Позже, когда тучи здравомыслия обложили небо детства, в наши наблюдения вкралась тревога. Я представляла себя крошечной, ничего не значащей под этой безбрежностью. Звезды, в большинстве своем давно погасшие, напоминали мне о нашей мимолетности. В отрочестве я покончила с этой традицией, невольно лишив бабушку удовольствия приобщать нас к своей страсти. Три или четыре года назад я заехала за Мимой августовским вечером и отвезла ее в Итсассу. Она не удивилась, как будто ждала меня. Когда мы приехали на место, я увидела, что она плачет, стараясь скрыть слезы.
Это зрелище всегда головокружительно, пора бы привыкнуть, но оно снова действует на меня магически.
— Еще одна! — кричит Эмма, показывая пальцем в небо.
— Я уже не знаю, про кого загадывать желание!
— Загадай про меня.
— Уже.
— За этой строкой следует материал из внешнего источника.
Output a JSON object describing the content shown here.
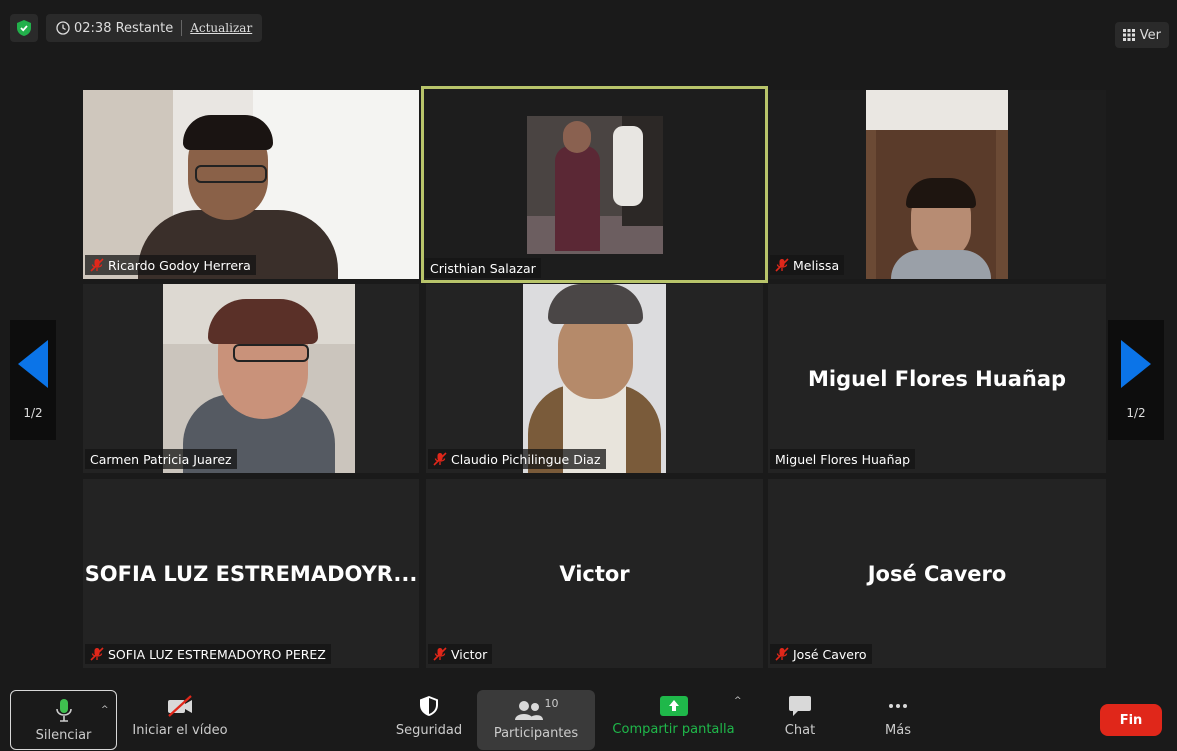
{
  "topbar": {
    "time_remaining": "02:38 Restante",
    "update_link": "Actualizar",
    "view_button": "Ver"
  },
  "paging": {
    "left": "1/2",
    "right": "1/2"
  },
  "participants": [
    {
      "name": "Ricardo Godoy Herrera",
      "muted": true,
      "video": true
    },
    {
      "name": "Cristhian Salazar",
      "muted": false,
      "video": true,
      "active": true
    },
    {
      "name": "Melissa",
      "muted": true,
      "video": true
    },
    {
      "name": "Carmen Patricia Juarez",
      "muted": false,
      "video": true
    },
    {
      "name": "Claudio Pichilingue Diaz",
      "muted": true,
      "video": true
    },
    {
      "name": "Miguel Flores Huañap",
      "display": "Miguel Flores Huañap",
      "muted": false,
      "video": false
    },
    {
      "name": "SOFIA LUZ ESTREMADOYRO PEREZ",
      "display": "SOFIA LUZ ESTREMADOYR...",
      "muted": true,
      "video": false
    },
    {
      "name": "Victor",
      "display": "Victor",
      "muted": true,
      "video": false
    },
    {
      "name": "José Cavero",
      "display": "José Cavero",
      "muted": true,
      "video": false
    }
  ],
  "toolbar": {
    "mute": "Silenciar",
    "video": "Iniciar el vídeo",
    "security": "Seguridad",
    "participants": "Participantes",
    "participants_count": "10",
    "share": "Compartir pantalla",
    "chat": "Chat",
    "more": "Más",
    "end": "Fin"
  },
  "colors": {
    "active_border": "#b8c46a",
    "end_button": "#e0271a",
    "share_green": "#1fb84a",
    "mic_green": "#3fbf4f",
    "nav_blue": "#0b74e8"
  }
}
Я загадала, чтобы ты перевоплотилась в посудомоечную машину. Так ты сможешь бросать неправильно сложенные ножи в глаза тем, кто их неправильно сложил.
Она расправляет плечи.
— Знаю, я бываю немного жесткой.
— Подруга, тверже тебя только титановый сплав.
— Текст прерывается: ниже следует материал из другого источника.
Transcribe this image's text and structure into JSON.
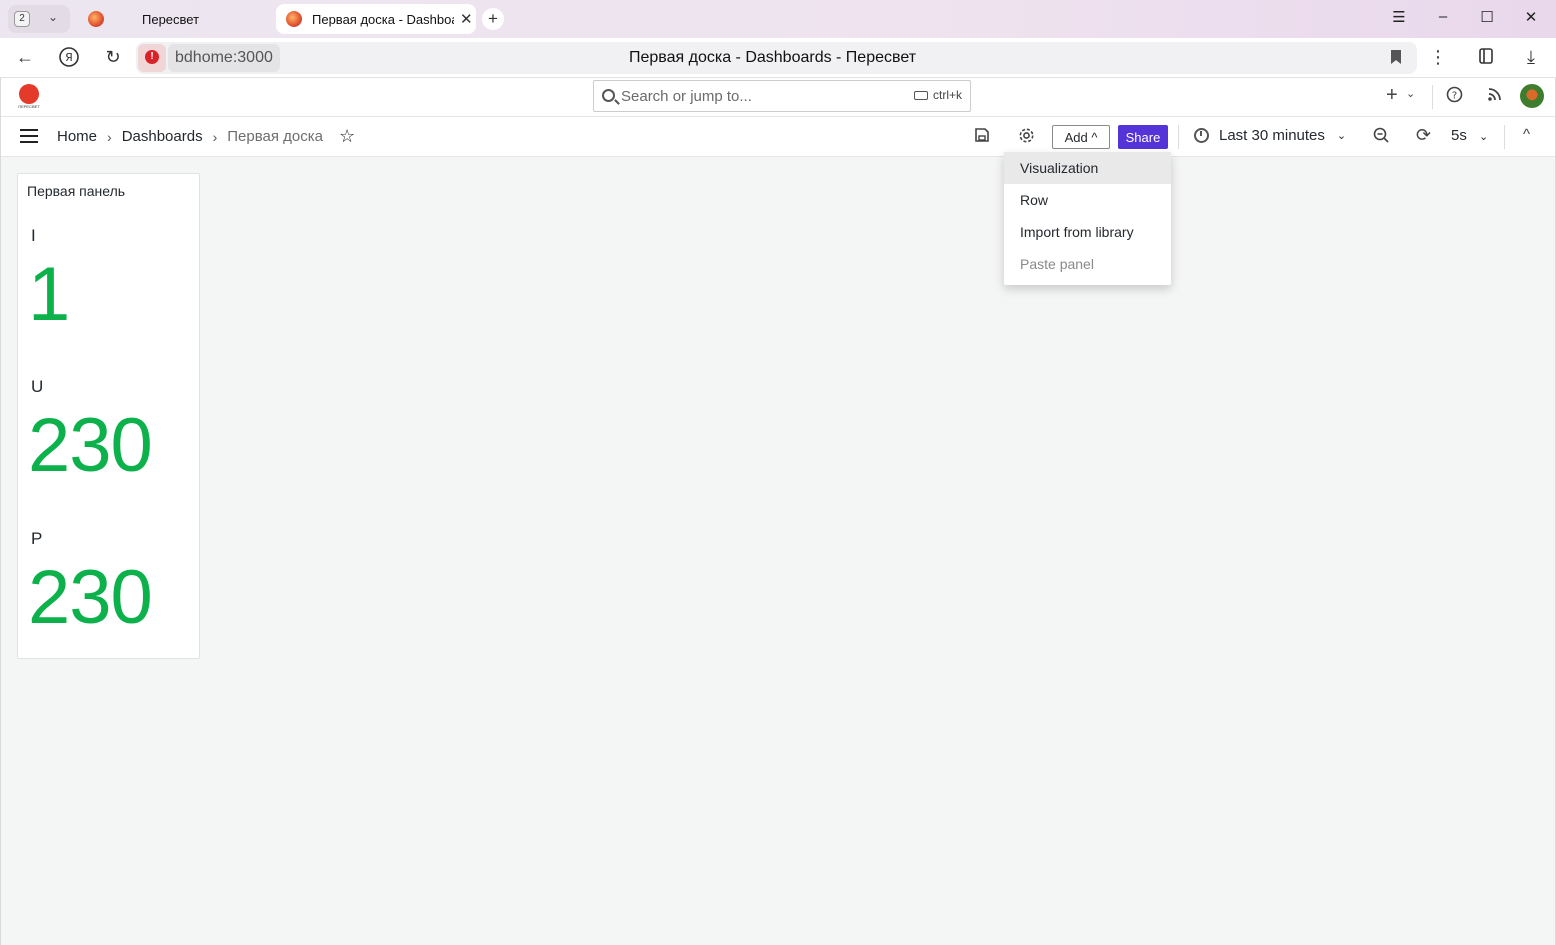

— Но ты же знаешь, ножи плохо промываются лезвием вниз. Это как тарелки: если их ставить слишком близко друг к другу, вода между ними не проходит, логично же!
— Кажется, ты даже тверже титана.
Эмма хохочет.
— Знаешь, кто был таким? — спрашивает она.
— Гитлер?
— Пф-ф-ф… Папа. Когда мы приходили к нему, обувь надо было ставить перпендикулярно стене, иначе он требовал поправить.
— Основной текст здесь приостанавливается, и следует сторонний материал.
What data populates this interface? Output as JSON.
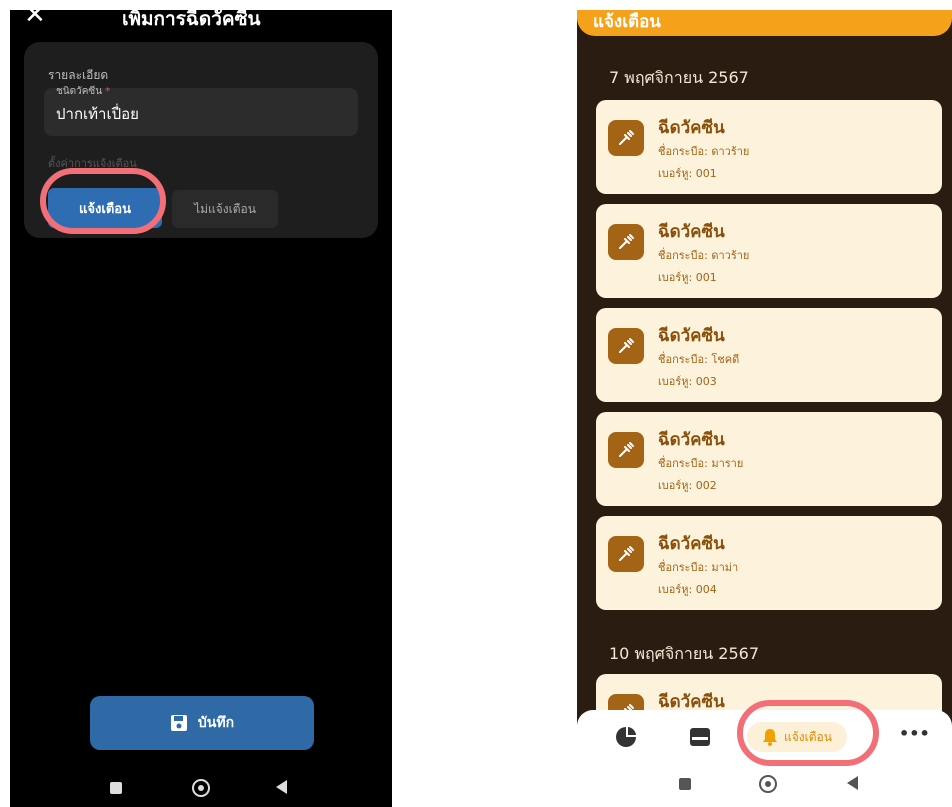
{
  "left": {
    "title": "เพิ่มการฉีดวัคซีน",
    "close_icon": "close-icon",
    "section_label": "รายละเอียด",
    "vaccine_field": {
      "label": "ชนิดวัคซีน",
      "required_mark": "*",
      "value": "ปากเท้าเปื่อย"
    },
    "notify_section_label": "ตั้งค่าการแจ้งเตือน",
    "notify_button": "แจ้งเตือน",
    "no_notify_button": "ไม่แจ้งเตือน",
    "save_button": "บันทึก",
    "colors": {
      "primary": "#2f6db3",
      "background": "#000000",
      "card": "#1e1e1e",
      "highlight_ring": "#f26f78"
    }
  },
  "right": {
    "header_title": "แจ้งเตือน",
    "groups": [
      {
        "date": "7 พฤศจิกายน 2567",
        "items": [
          {
            "title": "ฉีดวัคซีน",
            "name": "ชื่อกระบือ: ดาวร้าย",
            "number": "เบอร์หู: 001"
          },
          {
            "title": "ฉีดวัคซีน",
            "name": "ชื่อกระบือ: ดาวร้าย",
            "number": "เบอร์หู: 001"
          },
          {
            "title": "ฉีดวัคซีน",
            "name": "ชื่อกระบือ: โชคดี",
            "number": "เบอร์หู: 003"
          },
          {
            "title": "ฉีดวัคซีน",
            "name": "ชื่อกระบือ: มาราย",
            "number": "เบอร์หู: 002"
          },
          {
            "title": "ฉีดวัคซีน",
            "name": "ชื่อกระบือ: มาม่า",
            "number": "เบอร์หู: 004"
          }
        ]
      },
      {
        "date": "10 พฤศจิกายน 2567",
        "items": [
          {
            "title": "ฉีดวัคซีน",
            "name": "",
            "number": ""
          }
        ]
      }
    ],
    "bottom_nav": {
      "tabs": [
        {
          "icon": "pie-chart-icon"
        },
        {
          "icon": "card-icon"
        },
        {
          "icon": "bell-icon",
          "label": "แจ้งเตือน",
          "active": true
        },
        {
          "icon": "more-icon",
          "label": "•••"
        }
      ]
    },
    "colors": {
      "accent": "#f5a21a",
      "background": "#2a1c10",
      "card": "#fdf3dc",
      "icon_bg": "#a36415",
      "title": "#8a4f0a",
      "highlight_ring": "#f26f78"
    }
  }
}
— Я совершенно этого не помню.
Волна грусти накрывает меня.
— Я вообще его плохо помню.
— Это нормально, тебе было шесть лет. А мне одиннадцать, поэтому я накопила больше воспоминаний.
— Расскажи.
Она наливает себе вина и ложится лицом к звездам.
— Он быстро ездил. Помню, как я боялась, особенно когда он вписывался в поворот перед самой нашей улицей. Я была уверена, что в этом месте однажды умру. Он слушал Джонни Холлидея, знал его песни наизусть, постоянно пел маме «Que je t’aime».
— О да! Я это помню!
У меня в голове складывается картинка поразительной четкости. Вижу, как я сижу за белым пластиковым столом, почти чувствую голенью холод от металлической ножки. Мы только что поужинали, мама стряхивает с тарелки остатки еды в мусорное ведро. Моя тарелка еще полна (я уже тогда не любила зеленую фасоль). Я должна доесть, если хочу выйти из-за стола, так сказал папа. Он встает, обнимает маму и начинает петь: «Как я тебя люблю, как я тебя люблю, как я тебя люблю!» Мама закатывает глаза, но он не унимается, и она звонко смеется.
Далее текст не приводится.